Map and table show COVID transmission levels by US county as of Feb 8, 2023 based on the number of COVID cases per 100,000 population and percent positivity in the past 7 days. Low to Moderate transmission levels are pale yellow, Substantial is orange, High is red, Very High is brown, and Extremely High is black. Eastern, southern, and parts of the Midwest are almost all red, while the northwest is pale yellow and orange. Text in the bottom right reads: 94.44 percent of the US population lives in an area with substantial or higher transmission. Transmission Level table shows 1.24 percent of counties (0.43 percent by population) as Extremely High, 2.32 percent of the counties (0.9 percent by population) as Very High, 52.64 percent of counties (58.08 percent by population) as High, 23.36 percent of counties (35.03 percent by population) as Substantial, and 20.43 percent of counties (5.56 percent by population) as Low to Moderate. The People's CDC created the graphic from CDC data.

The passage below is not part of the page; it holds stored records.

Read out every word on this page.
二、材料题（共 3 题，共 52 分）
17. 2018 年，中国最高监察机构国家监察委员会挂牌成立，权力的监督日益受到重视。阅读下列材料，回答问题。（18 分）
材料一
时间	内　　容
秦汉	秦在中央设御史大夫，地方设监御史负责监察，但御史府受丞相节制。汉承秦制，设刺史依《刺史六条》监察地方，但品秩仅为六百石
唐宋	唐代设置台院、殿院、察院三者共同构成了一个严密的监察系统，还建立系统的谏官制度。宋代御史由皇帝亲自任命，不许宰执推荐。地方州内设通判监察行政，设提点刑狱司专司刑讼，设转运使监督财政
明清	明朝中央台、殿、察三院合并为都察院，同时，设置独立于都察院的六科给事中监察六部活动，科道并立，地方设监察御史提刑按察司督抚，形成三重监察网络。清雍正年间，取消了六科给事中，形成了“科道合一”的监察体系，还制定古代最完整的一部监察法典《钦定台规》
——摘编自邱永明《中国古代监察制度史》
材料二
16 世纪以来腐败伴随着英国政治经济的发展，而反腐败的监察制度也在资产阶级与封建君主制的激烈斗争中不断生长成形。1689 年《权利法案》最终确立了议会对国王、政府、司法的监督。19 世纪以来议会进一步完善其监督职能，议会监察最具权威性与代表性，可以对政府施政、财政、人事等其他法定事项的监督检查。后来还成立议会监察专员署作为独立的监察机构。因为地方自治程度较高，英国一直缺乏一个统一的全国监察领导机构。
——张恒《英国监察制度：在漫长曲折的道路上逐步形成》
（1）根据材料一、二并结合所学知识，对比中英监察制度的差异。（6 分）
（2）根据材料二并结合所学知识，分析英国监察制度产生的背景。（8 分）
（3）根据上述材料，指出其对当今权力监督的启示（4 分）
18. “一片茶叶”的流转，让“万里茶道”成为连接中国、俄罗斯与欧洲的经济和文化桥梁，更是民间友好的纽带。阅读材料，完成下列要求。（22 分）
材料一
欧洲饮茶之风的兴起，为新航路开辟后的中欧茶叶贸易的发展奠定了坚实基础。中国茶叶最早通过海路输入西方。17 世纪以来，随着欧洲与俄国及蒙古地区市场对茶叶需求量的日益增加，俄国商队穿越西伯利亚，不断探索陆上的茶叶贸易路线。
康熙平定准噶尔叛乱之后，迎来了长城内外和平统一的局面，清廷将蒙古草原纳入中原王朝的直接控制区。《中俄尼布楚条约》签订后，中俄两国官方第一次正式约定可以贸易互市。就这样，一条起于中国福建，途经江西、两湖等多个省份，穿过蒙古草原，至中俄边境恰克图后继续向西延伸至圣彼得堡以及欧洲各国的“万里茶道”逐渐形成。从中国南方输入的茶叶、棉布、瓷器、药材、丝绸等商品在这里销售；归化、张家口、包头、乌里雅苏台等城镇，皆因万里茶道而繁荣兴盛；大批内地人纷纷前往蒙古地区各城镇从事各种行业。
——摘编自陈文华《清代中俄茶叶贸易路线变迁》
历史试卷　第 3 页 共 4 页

Sobre variantes: El increase in Kraken (XBB1.5) cases continues to rise – 74.7% of cases this week, in comparison to 66.4% last week. The instances of BQ variant cases continue to decrease.

A stacked bar chart with weeks on the x-axis shows weeks from Nov 12, 2022 to Feb 11, 2023 and y-axis as percentage of viral lineages among infections. The recent 3 weeks are labeled as Nowcast projections.  XBB.1.5 (dark purple) continues to increase, making up about 74.7 percent of current week infections. BQ.1.1 (teal) has decreased in recent weeks but remains the second most prevalent lineage currently around 15.3%. BQ.1 (dark teal) is now about half as prevalent as BQ.1.1 but remains visibly labeled. BA.5 (light teal), which in October was the dominant lineage, is now down to nearly zero visibility - joined by XBB (periwinkle purple) and a handful of other colors in the week ending Feb 11, 2023.
Graphic source: CDC COVID Data Tracker: Variant Proportions

Regional differences continue. Kraken is almost the only strain in the East, and is still gaining rapidly in other regions over BQ1/1.1.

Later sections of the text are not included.